In 1993 and 2004 Mike Kelley curated an exhibition titled The Uncanny, consisting of sculptures, objects and images that he considered ‘uncanny’. In The Uncanny, Kelley explores memory, recollection, horror and anxiety through the juxtaposition of a highly personal collection of objects.
The theme of the exhibition comes from Freud's 1919 essay on the uncanny, which draws on Ernst Jentsch’s The Psychology of the Uncanny (1906), in which the uncanny is exemplified by “doubts whether an apparently animate being is really alive; or conversely, whether a lifeless object might not be in fact animate”.Freud described the uncanny as "a hidden, familiar thing that has undergone repression and then emerged from it"
As a complement to the exhibition Kelly presented a series of films like Frankenstein, Freaks, Eraserhead and Dead Ringers.
In the exhibition he created a small room called The Harem; the title is a term taken from classic psychological literature, where it is used to describe the fetishistic activity of the collector. In this room Kelly showed his personal collection of his own personal collections, these consist of sixteen groups of object types accumulated by the artist throughout his lifetime, from childhood to the present, ranging from marbles and squeeze toys to hundreds of bubble gum cards, postcards, record covers, magazines and found church banners. The work is ongoing as Kelley continues to add items to various of the object groups. Kelley explained that "When you grow up in America, you're surrounded by things like this"
Artists represented were John de Andrea, Hans Bellmer, Judy Fox, Robert Gober, Duane Hanson, Damien Hirst, Edward Kienholz, Jeff Koons, Tony Matelli, Paul McCarthy, Ron Mueck, Tony Oursler.

“It is important to me, first of all, that the objects displayed maintain their physical presence, that they hold their own power in relation to the viewer. I decided, therefore, to exclude miniatures–smaller than life-size statues, dolls, toys, figurines, and the like–from the exhibition. Generally, I believe that small figurative objects invite the viewer to project onto them. By this, I mean that the viewer gets lost in these objects, and that in the process of projecting mental scenarios onto them they lose sense of themselves physically. The experience of playing with dolls is a case in point. The doll becomes simply an object to provoke daydreams, and its objecthood fades into the background. Once the fantasy is operating, it could be replaced by any other object. On the other hand, I am interested in objects with which the viewer empathizes in a human way–though only as long as the viewer, and the object viewed, maintain their sense of being there physically.” (p. 75)

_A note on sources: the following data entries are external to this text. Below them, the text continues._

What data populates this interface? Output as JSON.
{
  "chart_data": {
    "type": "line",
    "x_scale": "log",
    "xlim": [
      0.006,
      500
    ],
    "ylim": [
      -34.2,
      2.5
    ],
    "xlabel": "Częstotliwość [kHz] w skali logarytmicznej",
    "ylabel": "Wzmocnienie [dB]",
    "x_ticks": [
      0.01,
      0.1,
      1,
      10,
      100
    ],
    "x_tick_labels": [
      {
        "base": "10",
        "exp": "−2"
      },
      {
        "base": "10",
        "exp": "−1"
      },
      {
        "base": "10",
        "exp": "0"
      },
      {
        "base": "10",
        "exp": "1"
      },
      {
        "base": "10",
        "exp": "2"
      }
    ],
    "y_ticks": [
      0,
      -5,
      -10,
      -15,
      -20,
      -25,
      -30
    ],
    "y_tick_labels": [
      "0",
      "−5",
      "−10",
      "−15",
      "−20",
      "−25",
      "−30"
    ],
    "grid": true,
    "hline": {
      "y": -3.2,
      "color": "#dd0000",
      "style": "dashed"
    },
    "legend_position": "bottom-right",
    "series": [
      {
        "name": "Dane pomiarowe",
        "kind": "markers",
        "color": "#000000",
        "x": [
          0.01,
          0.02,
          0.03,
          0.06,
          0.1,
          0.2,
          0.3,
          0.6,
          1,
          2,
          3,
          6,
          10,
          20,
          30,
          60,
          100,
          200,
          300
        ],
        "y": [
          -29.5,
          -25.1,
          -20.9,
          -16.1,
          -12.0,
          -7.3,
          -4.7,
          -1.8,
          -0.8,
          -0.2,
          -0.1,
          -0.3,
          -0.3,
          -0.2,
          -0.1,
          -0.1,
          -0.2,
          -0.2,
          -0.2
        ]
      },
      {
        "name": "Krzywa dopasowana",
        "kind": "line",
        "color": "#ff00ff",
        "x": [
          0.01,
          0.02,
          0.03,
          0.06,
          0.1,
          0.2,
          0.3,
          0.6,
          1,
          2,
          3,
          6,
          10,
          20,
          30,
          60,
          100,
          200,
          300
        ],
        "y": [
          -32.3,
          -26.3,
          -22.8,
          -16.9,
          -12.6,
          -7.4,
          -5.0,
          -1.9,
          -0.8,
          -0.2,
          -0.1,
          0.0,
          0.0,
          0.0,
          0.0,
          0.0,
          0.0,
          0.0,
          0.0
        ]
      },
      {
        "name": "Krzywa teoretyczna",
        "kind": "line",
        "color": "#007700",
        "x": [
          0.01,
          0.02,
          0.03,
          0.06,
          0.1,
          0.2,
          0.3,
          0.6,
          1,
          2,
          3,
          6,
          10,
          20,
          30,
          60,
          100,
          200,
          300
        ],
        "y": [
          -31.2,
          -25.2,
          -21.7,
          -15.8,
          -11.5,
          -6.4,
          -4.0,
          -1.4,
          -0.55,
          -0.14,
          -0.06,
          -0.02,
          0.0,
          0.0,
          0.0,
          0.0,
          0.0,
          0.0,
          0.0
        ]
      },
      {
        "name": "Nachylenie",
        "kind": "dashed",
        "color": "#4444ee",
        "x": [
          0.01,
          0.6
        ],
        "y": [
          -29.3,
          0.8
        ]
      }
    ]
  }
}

“The disposability of the venerated substitute has modern correlatives [...] Then there are whole classes of figures designed specifically to be destroyed in use: car-crash dummies, the effigies of hated political figures hung and burned at demonstrations, the mannequins that people the perimeters of nuclear test sites, and the electrified human decoys recently used in India to shock man-eating tigers into losing their taste for human flesh. In a way, all these figures ask to be mistreated. The iconoclast, the one who feels compelled to destroy images, knows: statues invite violence. Like the vampire, they desire a violent death to relieve them of the viewer-projected pathos of their pseudo-life.” (p. 90)

The uncanny is the weird, the strange, the mysterious, a mingling of the familiar and the unfamiliar.
The Uncanny (German, das Unheimliche—literally, "un-home-ly", but idiomatically, "scary", "creepy") is a Freudian concept of an instance where something can be familiar, yet foreign at the same time, resulting in a feeling of it being uncomfortably strange. Because the uncanny is familiar, yet strange, it often creates cognitive dissonance within the experiencing subject due to the paradoxical nature of being attracted to, yet repulsed by an object at the same time.

“The uncanny is apprehended as a physical sensation, like the one I have always associated with an “art” experience – especially when we interact with an object or a film. This sensation is tied to the act of remembering. I can still recall, as everyone can, certain strong, uncanny, aesthetic experiences I had as a child.Such past feelings (which recur even now in my recollection of them) seem to have been provoked by disturbing, unrecallable memories. They were provoked by a confrontation between “me” and an “it” that was highly charged, so much so that “me” and “it” become confused.” (p.73)
“The uncanny is a somewhat muted sense of horror: horror tinged with confusion. It produces ‘goose bumps’ and is ‘spine tingling’. It also seems related to déjà vu, the feeling of having experienced something before, the particulars of that previous experience being unrecallable, except as an atmosphere that was ‘creepy’ or ‘weird’. But if it was such a loaded situation, so important, why can the experience not be remembered? These feelings seem related to so-called out-of-body experiences, where you become so bodily aware that you have the sense of watching yourself from outside yourself. All of these feelings are provoked by an object, a dead object that has a life of its own, a life that is somehow dependent on you, and is intimately connected in some secret manner to your life.”